One of the Amway pitches used by upline was the four Is. The upline would give a reliable speech about how the four Is (I) would suck the life out of you. Now you might be wondering what the heck I’m talking about? Well, the four Is are insurance, interest, income tax and inflation.
Most everyone has various types of insurance, typically car, home and possibly life insurance where you pay for something you hope you will never need to use. This expense is depicted as a necessary evil that helps people broke. Next you have interest. As many or most people are in debt, you wind up paying interest. You pay interest but receive very little of it for your money in the bank.
Then you have income tax. The government makes sure they take a piece of your earnings to provide public services and taxes seemingly only go up but never down. You can’t escape paying taxes. It’s the only sure thing in life besides death. Lastly there’s inflation.

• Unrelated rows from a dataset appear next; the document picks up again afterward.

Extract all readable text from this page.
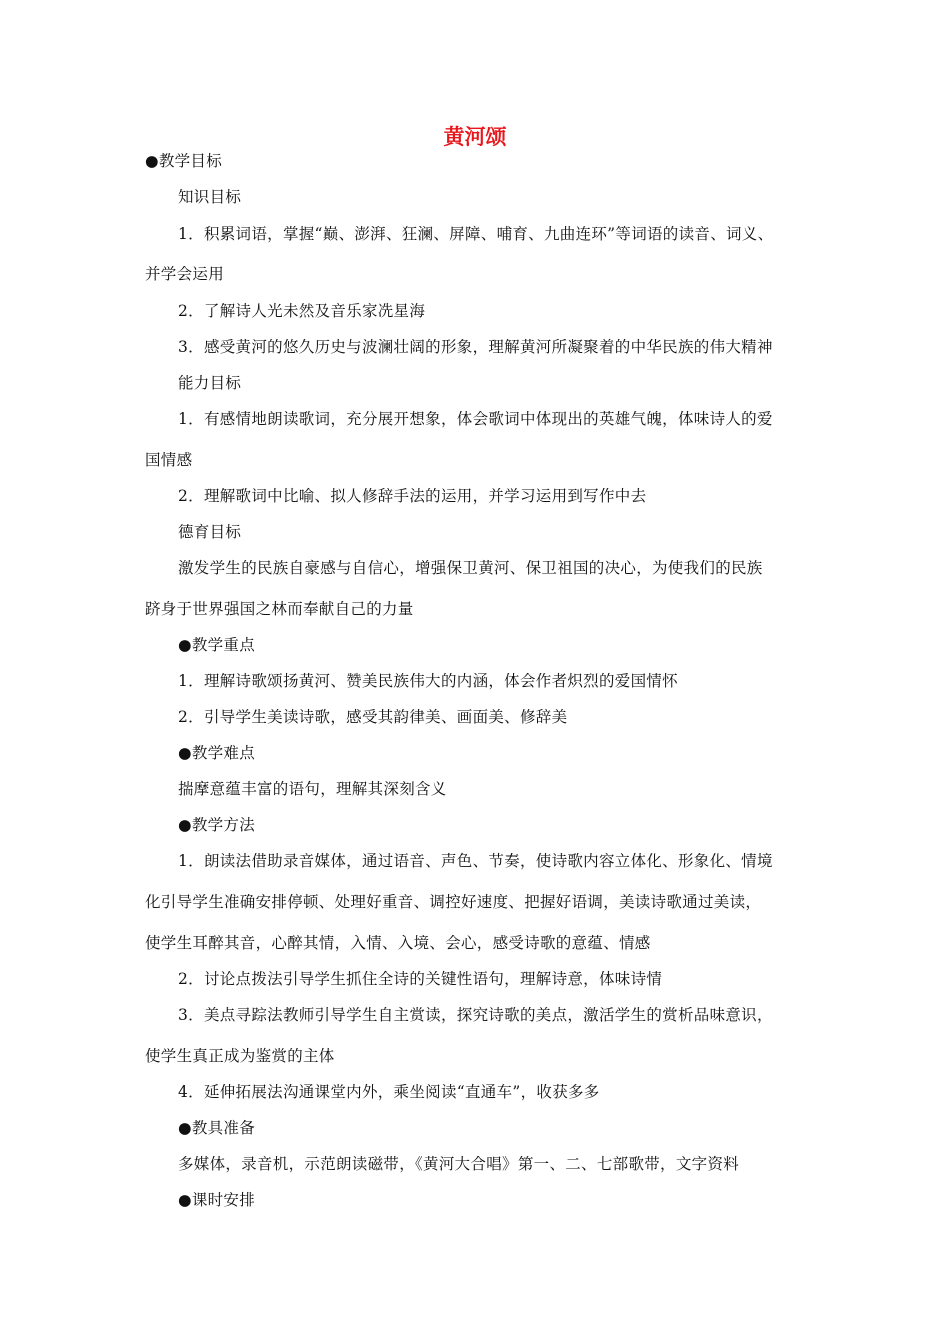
黄河颂
●教学目标
知识目标
1．积累词语，掌握“巅、澎湃、狂澜、屏障、哺育、九曲连环”等词语的读音、词义、
并学会运用
2．了解诗人光未然及音乐家冼星海
3．感受黄河的悠久历史与波澜壮阔的形象，理解黄河所凝聚着的中华民族的伟大精神
能力目标
1．有感情地朗读歌词，充分展开想象，体会歌词中体现出的英雄气魄，体味诗人的爱
国情感
2．理解歌词中比喻、拟人修辞手法的运用，并学习运用到写作中去
德育目标
激发学生的民族自豪感与自信心，增强保卫黄河、保卫祖国的决心，为使我们的民族
跻身于世界强国之林而奉献自己的力量
●教学重点
1．理解诗歌颂扬黄河、赞美民族伟大的内涵，体会作者炽烈的爱国情怀
2．引导学生美读诗歌，感受其韵律美、画面美、修辞美
●教学难点
揣摩意蕴丰富的语句，理解其深刻含义
●教学方法
1．朗读法借助录音媒体，通过语音、声色、节奏，使诗歌内容立体化、形象化、情境
化引导学生准确安排停顿、处理好重音、调控好速度、把握好语调，美读诗歌通过美读，
使学生耳醉其音，心醉其情，入情、入境、会心，感受诗歌的意蕴、情感
2．讨论点拨法引导学生抓住全诗的关键性语句，理解诗意，体味诗情
3．美点寻踪法教师引导学生自主赏读，探究诗歌的美点，激活学生的赏析品味意识，
使学生真正成为鉴赏的主体
4．延伸拓展法沟通课堂内外，乘坐阅读“直通车”，收获多多
●教具准备
多媒体，录音机，示范朗读磁带，《黄河大合唱》第一、二、七部歌带，文字资料
●课时安排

Luckily with interest rates at record lows, inflation is low but the common denominator is that all of the four Is take pieces of your income.
What gets weird from here is how upline will toss you a pitch to justify how someway somehow, Amway levels the playing field and by doing Amway you can overcome the four Is. I find it odd how so many IBOs miss the fact that they are cash negative directly attributable to Amway and the related Amway too and function sales.
While the uplines May gave a slippery way of pitching Amway, anyone with common sense and the ability to do some basic general math should be able to see right thru the charade. How can a cash negative proposition help you with the four Is? The answer is it can’t but you need to be able to discern the forest from the trees to see through upline deception. Stay safe!